Robust CNS Portfolio with Unique Clinical Value
The CNS therapeutic area including MDD is one of the core strategic areas of focus for Luye Pharma. For more than a decade, the company has focused on building its NCE and novel drug delivery technology platforms based on clinical needs. In addition, the development of a product pipeline containing a series of differentiated innovative drugs and formulations has come to fruition, and will continue to bear fruit in the future.

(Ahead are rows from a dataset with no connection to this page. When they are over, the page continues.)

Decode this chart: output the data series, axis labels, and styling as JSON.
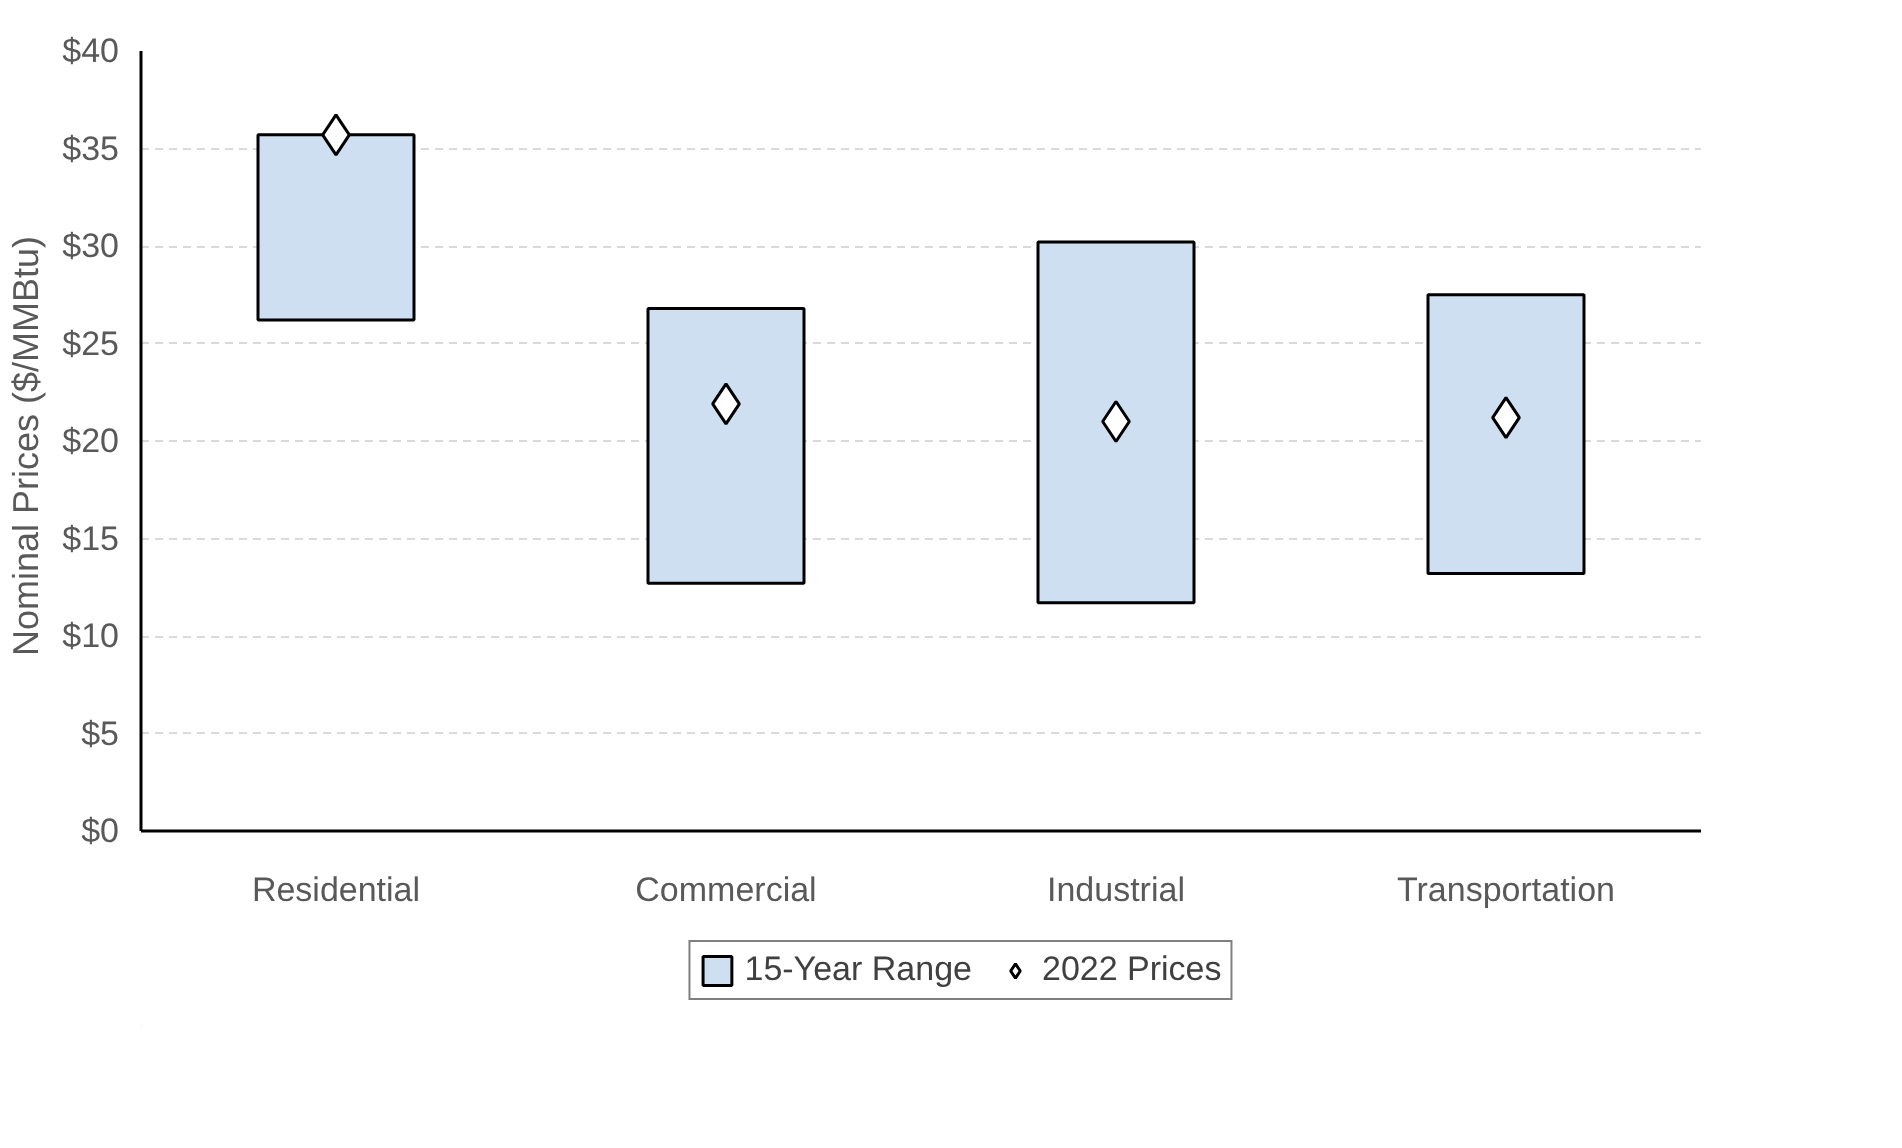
{
  "chart_data": {
    "type": "bar",
    "ylabel": "Nominal  Prices ($/MMBtu)",
    "categories": [
      "Residential",
      "Commercial",
      "Industrial",
      "Transportation"
    ],
    "series": [
      {
        "name": "15-Year Range",
        "color": "#cddff0",
        "base": [
          26.2,
          12.7,
          11.7,
          13.2
        ],
        "values": [
          9.5,
          14.1,
          18.5,
          14.3
        ]
      },
      {
        "name": "2022 Prices",
        "type": "scatter",
        "color": "#000000",
        "x": [
          "Residential",
          "Commercial",
          "Industrial",
          "Transportation"
        ],
        "values": [
          35.7,
          21.9,
          21.0,
          21.2
        ]
      }
    ],
    "marker": "diamond",
    "ylim": [
      0,
      40
    ],
    "yticks": [
      {
        "value": 0,
        "label": "$0"
      },
      {
        "value": 5,
        "label": "$5"
      },
      {
        "value": 10,
        "label": "$10"
      },
      {
        "value": 15,
        "label": "$15"
      },
      {
        "value": 20,
        "label": "$20"
      },
      {
        "value": 25,
        "label": "$25"
      },
      {
        "value": 30,
        "label": "$30"
      },
      {
        "value": 35,
        "label": "$35"
      },
      {
        "value": 40,
        "label": "$40"
      }
    ],
    "grid": "y",
    "legend": "bottom"
  }
}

In January of this year, Rykindo® (Risperidone Microspheres for Injection (II)) for the treatment of schizophrenia was granted marketing authorization in China, making it the first innovative microsphere formulation developed independently by a Chinese company. That same month, Rivastigmine Transdermal Patch (Brand Name: 金斯明®) for the treatment of Alzheimer’s disease, made its official appearance on the shelves of hospitals and pharmacies in nearly 50 cities across China.
Luye Pharma currently has multiple new drugs under development, targeting various CNS diseases including Parkinson's disease, Alzheimer's disease, schizophrenia, depression and bipolar disorder. These drugs have entered the late clinical development stages or new drug application stage in China, the US and Europe, as well as other countries and regions.